QuestionMy husband and I have been married for 10 years. We got married young, I was 19 and he was 22. We have an 18month old son together. My husband is in a funk. He got hurt at work in Dec and was home for a month and a half. He says this is when he started to have these feelings. He says hes not sure if he wants to be married to me anymore. He has anixety issues and does not like to be alone. Hes worried that he is staying with me because he dosent want to be alone. He says he loves me and is in love with me, but he is still having these doubts. I have asked him if either him or I should leave for a few days or a week and he dosent want to do that either. I am so confused.
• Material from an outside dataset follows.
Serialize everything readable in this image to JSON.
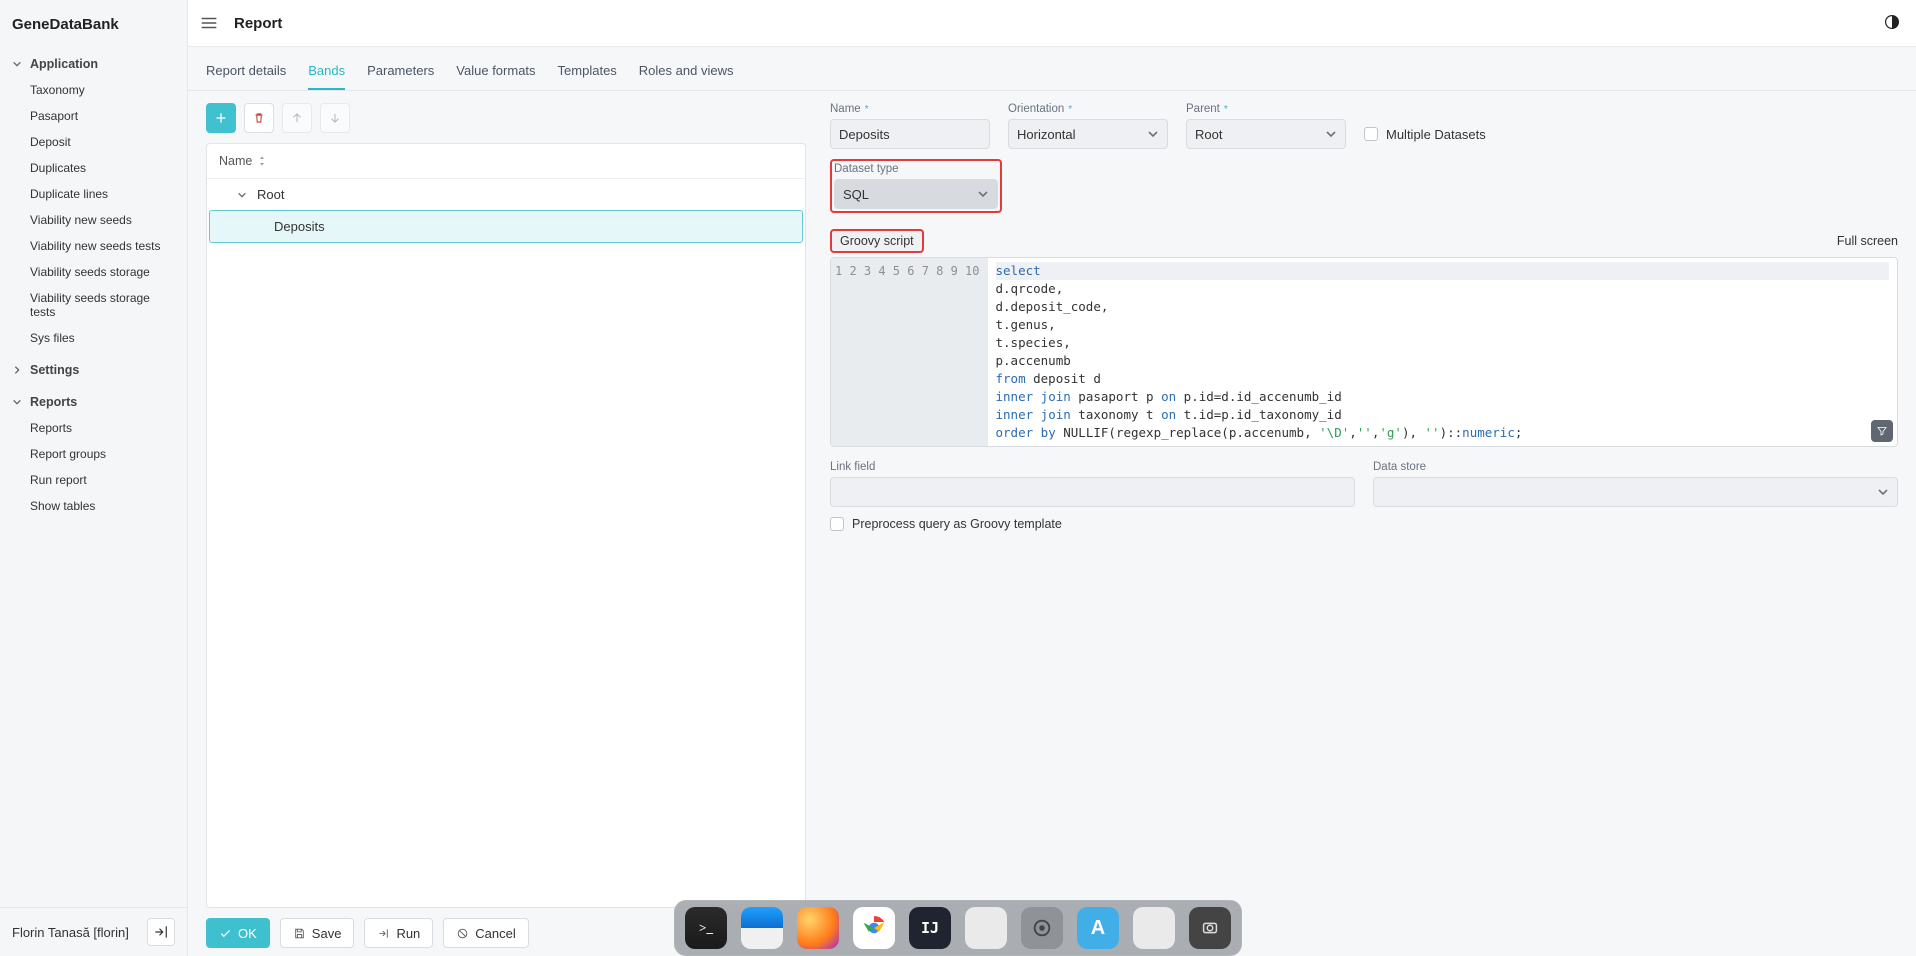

He just dosent know what he wants anymore.
He is also unhappy with his job and extremly stressed out and wants me to go back to work. I am currently a stay at home mom. I think he may resent me for being home with our son while he is at work and miserable. He says he needs to find himself. Where does that leave me? WOuld marriage counsling be a good idea? I want to keep my family together, espesically since we still love each other. What should I do ?
AnswerHi Meagan~
That leaves you in between a rock and a hard spot to be put in a position like that! I think marriage counseling could definitely be a plus for you both. But he has to be a willing participant and want to work this marriage out. He could have a form of depression as you suspect. And this could be making him feel confused, waffling about things, not knowing what to do about the relationship, etc.
You need to sit down with him and have a serious heart to heart talk with him. He need to know exactly how this is making you feel. And what you're willing and unwilling to put up with in this marriage. He could also be stressing out due to him being off work for a period of time. Then you throw in the anxiety issues, etc and you're asking for a melt down from him anytime. Stress can cause a lot of problems for a person, their health, their marriage, etc.
At this point all you can do is take things one day at a time. You both have to be willing to do whatever it takes to make this marriage work. This includes going to counseling, working on your communication skills by talking things out; such as how you feel, on a daily basis (if necessary), what each of you is feeling and thinking, working out problems, etc.
Talk to him and hopefully you can both work these differences out and make things better as time goes on.